Companies like Concert and Auspex Pharmaceuticals Inc., acquired by Teva last year for $3.5 billion, have built their businesses by patenting deuterated versions of marketed drugs, then testing them to make sure they’re safe and effective.
Opportunistic Approach
Concert takes “an opportunistic approach” to partnerships, Tung said. The company collaborates in some cases with the producers of the original drugs, though it doesn’t have a partnership with Vertex Pharmaceuticals Inc. on a deuterated version of Vertex’s Kalydeco treatment for cystic fibrosis. Vertex declined to comment on Concert’s product.
For each of its potential products, Concert has intellectual property rights in the U.S. and believes it has “freedom to operate,” Tung said.
Teva said it doesn’t have any licensing or royalty agreements on SD-809, and there is no litigation involving companies that sell tetrabenazine, the drug SD-809 is based on. H. Lundbeck A/S and Valeant Pharmaceuticals International Inc., which market tetrabenazine under the brand name Xenazine, declined to comment.
Sizable Market
Less than 10 percent of all FDA-approved drugs are amenable to deuteration because of their chemical structure, or because the body breaks them down in a way that isn’t affected by deuterium, Timmins said. That still represents a sizable market. For example, Kalydeco generated $631 million in sales for Vertex last year.
Most large drugmakers have filed patents on deuterated variants of their medicines, Timmins said. Concerns that manufacturing drugs with deuterium is costly has kept those companies on the sidelines, he said.
Teva is betting on deuteration as it searches for its next bestseller, a quest given added urgency after U.S. regulators recently invalidated the patents on the $4 billion drug Copaxone, paving the way for generic competitors.
Teva’s SD-809, a deuterated form of tetrabenazine, reduces the involuntary movements associated with Huntington’s disease, a genetic disorder that causes the progressive death of brain cells.
About 90 percent of the 40,000 Americans with Huntington’s disease suffer from the tics, Teva estimates, yet only about 10 percent of Huntington’s patients take tetrabenazine -- available in the U.S. since 2008 -- because of side effects including drowsiness and depression.
FDA Questions
“SD-809 could be a viable treatment option for many of these patients,” Mike Derkacz, Teva’s head of global central nervous system products, said in response to e-mailed questions. Derkacz didn’t specify details on pricing or sales estimates. Analysts predict about $1 billion in annual sales by 2022, roughly three times more than Lundbeck’s best year in Xenazine revenue.

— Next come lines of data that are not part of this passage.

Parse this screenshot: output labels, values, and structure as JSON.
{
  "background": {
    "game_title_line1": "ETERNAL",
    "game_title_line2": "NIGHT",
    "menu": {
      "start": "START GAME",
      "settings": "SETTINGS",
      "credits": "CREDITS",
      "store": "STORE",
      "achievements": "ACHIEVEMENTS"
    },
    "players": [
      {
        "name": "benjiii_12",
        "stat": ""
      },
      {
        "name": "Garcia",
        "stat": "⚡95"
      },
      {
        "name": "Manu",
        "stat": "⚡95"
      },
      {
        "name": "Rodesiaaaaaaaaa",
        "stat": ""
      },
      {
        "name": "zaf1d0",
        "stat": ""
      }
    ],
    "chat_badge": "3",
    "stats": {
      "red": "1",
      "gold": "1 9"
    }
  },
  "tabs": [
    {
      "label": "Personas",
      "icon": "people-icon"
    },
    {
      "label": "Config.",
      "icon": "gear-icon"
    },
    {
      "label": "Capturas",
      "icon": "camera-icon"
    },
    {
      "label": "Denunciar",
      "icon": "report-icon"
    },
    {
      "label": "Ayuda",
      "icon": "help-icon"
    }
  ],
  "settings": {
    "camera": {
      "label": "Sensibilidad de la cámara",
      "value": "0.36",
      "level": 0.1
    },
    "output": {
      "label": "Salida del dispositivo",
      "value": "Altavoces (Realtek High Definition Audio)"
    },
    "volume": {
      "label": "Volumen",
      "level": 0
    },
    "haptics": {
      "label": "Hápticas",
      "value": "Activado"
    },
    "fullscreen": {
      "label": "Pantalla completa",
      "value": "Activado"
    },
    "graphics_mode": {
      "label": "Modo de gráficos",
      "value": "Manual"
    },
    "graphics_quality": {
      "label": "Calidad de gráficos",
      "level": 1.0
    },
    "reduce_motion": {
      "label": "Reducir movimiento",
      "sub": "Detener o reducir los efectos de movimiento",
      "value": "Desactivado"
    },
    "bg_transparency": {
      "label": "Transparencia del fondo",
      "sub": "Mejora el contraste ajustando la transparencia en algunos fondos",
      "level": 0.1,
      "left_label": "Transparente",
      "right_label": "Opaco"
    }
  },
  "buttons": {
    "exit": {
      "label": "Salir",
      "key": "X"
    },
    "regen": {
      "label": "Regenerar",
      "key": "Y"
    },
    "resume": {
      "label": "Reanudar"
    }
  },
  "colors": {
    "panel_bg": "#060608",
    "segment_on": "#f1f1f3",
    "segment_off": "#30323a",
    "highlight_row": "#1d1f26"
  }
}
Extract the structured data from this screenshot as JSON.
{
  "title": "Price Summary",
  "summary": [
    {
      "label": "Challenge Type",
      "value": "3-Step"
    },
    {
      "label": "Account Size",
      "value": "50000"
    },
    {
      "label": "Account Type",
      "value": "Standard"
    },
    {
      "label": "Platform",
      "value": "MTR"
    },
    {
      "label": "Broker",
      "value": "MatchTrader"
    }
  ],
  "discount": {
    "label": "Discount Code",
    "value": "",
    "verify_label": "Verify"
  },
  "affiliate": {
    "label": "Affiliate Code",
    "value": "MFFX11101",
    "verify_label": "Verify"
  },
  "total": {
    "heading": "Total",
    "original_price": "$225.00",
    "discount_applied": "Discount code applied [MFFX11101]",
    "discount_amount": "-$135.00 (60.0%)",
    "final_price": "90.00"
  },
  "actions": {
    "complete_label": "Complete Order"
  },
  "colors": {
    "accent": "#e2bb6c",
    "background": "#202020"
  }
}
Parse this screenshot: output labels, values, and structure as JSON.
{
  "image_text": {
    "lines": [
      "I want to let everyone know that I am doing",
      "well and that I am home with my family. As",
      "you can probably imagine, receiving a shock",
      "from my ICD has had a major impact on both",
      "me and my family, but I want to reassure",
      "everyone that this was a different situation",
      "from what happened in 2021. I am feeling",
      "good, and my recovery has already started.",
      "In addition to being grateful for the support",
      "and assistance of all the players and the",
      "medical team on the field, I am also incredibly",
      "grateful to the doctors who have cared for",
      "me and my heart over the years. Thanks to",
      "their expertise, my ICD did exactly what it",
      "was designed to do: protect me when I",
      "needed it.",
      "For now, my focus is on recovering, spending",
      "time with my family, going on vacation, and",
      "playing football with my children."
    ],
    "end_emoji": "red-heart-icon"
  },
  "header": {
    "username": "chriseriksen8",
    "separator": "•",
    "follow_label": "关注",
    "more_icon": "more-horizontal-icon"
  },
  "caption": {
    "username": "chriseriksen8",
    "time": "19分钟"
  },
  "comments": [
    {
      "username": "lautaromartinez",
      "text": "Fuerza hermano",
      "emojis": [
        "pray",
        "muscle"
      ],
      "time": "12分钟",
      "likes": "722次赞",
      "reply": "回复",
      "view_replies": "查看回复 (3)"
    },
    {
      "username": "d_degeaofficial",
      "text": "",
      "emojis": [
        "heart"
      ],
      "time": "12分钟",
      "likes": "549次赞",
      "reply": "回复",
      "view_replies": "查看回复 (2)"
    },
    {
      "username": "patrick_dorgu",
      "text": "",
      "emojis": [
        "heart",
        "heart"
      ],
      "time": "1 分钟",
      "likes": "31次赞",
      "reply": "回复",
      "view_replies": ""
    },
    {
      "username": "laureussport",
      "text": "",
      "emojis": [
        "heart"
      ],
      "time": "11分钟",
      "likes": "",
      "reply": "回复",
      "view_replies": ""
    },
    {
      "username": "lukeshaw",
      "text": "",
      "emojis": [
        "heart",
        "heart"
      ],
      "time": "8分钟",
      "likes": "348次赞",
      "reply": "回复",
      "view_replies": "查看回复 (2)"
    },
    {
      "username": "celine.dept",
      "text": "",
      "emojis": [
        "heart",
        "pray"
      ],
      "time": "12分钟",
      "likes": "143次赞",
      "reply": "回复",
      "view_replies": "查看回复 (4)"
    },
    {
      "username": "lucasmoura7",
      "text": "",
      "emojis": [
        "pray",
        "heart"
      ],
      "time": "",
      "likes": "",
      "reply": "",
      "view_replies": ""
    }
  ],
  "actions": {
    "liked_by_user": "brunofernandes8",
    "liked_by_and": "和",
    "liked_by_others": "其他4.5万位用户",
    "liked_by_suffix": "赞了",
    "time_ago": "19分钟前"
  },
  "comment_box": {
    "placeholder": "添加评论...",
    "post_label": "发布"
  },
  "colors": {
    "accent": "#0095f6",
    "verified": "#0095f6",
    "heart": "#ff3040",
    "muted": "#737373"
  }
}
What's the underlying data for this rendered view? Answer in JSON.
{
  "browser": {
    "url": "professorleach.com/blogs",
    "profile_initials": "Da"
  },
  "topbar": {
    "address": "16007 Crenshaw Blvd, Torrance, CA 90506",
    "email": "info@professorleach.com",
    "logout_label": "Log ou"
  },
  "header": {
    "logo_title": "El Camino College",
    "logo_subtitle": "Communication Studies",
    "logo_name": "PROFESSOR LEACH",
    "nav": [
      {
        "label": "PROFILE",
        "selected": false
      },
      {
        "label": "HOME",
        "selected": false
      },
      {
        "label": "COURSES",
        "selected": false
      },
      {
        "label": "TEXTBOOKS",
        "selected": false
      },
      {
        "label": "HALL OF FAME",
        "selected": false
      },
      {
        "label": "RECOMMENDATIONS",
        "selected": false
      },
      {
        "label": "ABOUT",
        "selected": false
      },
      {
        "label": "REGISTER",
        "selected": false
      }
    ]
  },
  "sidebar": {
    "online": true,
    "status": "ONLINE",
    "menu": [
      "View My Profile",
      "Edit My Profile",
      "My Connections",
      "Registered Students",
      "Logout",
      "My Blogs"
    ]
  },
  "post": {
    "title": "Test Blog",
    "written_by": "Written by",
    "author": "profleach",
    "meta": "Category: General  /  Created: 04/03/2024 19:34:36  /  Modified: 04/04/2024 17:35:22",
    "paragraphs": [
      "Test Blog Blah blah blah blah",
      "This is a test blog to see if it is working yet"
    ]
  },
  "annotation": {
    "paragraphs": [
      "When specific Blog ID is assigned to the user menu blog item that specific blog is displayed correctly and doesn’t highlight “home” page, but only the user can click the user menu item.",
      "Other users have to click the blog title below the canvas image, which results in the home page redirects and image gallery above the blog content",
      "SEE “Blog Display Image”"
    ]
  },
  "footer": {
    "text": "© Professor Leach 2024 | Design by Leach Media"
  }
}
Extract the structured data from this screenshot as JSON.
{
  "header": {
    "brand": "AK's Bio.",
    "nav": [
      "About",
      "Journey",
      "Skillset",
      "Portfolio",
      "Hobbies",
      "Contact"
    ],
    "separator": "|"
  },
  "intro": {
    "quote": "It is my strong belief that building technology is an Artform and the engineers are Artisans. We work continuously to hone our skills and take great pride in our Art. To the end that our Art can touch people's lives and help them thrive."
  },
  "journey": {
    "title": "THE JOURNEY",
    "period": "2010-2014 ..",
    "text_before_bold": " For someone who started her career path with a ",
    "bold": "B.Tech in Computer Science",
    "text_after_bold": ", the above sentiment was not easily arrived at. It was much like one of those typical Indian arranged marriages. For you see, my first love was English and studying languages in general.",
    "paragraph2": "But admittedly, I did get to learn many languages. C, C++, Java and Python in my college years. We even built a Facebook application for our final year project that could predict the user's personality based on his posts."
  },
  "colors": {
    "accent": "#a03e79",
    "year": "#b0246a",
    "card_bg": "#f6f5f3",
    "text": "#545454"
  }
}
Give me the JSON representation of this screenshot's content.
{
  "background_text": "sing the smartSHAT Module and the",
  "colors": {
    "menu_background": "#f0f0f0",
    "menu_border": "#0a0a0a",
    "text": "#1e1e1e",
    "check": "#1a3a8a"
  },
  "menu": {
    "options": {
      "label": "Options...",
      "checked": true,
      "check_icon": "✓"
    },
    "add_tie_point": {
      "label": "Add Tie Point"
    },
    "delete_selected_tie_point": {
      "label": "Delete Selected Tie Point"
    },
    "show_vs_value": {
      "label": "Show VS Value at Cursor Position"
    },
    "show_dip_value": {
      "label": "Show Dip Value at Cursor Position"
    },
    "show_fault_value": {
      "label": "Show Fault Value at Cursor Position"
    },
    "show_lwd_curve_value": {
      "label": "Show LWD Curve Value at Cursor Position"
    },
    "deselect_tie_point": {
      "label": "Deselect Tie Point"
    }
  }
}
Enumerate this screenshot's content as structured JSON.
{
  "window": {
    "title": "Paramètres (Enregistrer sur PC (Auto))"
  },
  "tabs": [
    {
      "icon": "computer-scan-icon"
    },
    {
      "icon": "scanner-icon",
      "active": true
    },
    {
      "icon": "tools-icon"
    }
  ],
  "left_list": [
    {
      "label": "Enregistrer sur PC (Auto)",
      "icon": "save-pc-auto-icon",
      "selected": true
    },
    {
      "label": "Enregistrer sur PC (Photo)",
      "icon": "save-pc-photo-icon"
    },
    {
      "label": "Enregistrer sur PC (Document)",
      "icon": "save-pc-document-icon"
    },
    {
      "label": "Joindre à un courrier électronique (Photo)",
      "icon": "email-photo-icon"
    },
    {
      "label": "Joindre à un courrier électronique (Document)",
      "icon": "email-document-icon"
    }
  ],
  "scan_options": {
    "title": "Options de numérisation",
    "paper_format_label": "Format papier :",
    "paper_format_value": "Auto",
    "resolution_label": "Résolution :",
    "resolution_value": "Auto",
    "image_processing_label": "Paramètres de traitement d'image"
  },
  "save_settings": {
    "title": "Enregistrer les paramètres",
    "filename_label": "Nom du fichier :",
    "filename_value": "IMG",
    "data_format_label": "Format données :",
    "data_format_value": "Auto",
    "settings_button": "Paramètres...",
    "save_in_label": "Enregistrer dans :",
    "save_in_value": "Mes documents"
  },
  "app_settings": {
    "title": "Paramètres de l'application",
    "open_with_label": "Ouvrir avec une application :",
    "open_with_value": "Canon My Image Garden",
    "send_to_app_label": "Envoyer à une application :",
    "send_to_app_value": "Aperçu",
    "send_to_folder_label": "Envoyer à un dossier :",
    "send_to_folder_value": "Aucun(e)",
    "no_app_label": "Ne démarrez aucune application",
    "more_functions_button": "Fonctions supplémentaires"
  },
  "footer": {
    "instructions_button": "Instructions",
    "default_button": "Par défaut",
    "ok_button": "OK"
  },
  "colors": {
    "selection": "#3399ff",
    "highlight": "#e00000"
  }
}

First SD-809 needs to get past the FDA. The agency asked Teva to examine the blood levels of certain metabolites, or substances that result from the breakdown of medicines by the body.
One thing the FDA doesn’t require is data on how SD-809 performs against tetrabenazine. Teva isn’t planning a head-to-head trial, leaving open the question of whether SD-809 is truly better than the older drug.
Regardless, the modified drug would offer another option for many patients’ families. The tics that accompany Huntington’s are “a big stress on the families,” said Louise Vetter, CEO of Huntington’s Disease Society of America, a U.S. non-profit that funds research and support programs for families affected by the disease.
“We don’t endorse therapies or do targeted outreach,” Vetter said. “But we would celebrate and trumpet the news of an approved drug.”
An approval would probably spur more interest in deuteration, said Nick Paras, a medicinal chemist and associate adjunct professor at the University of California San Francisco’s Institute for Neurodegenerative Diseases.
“In the right situation with the right compound, it can have a dramatic effect,” Paras said. “It’s going to be a great addition to the drug discovery toolbox.”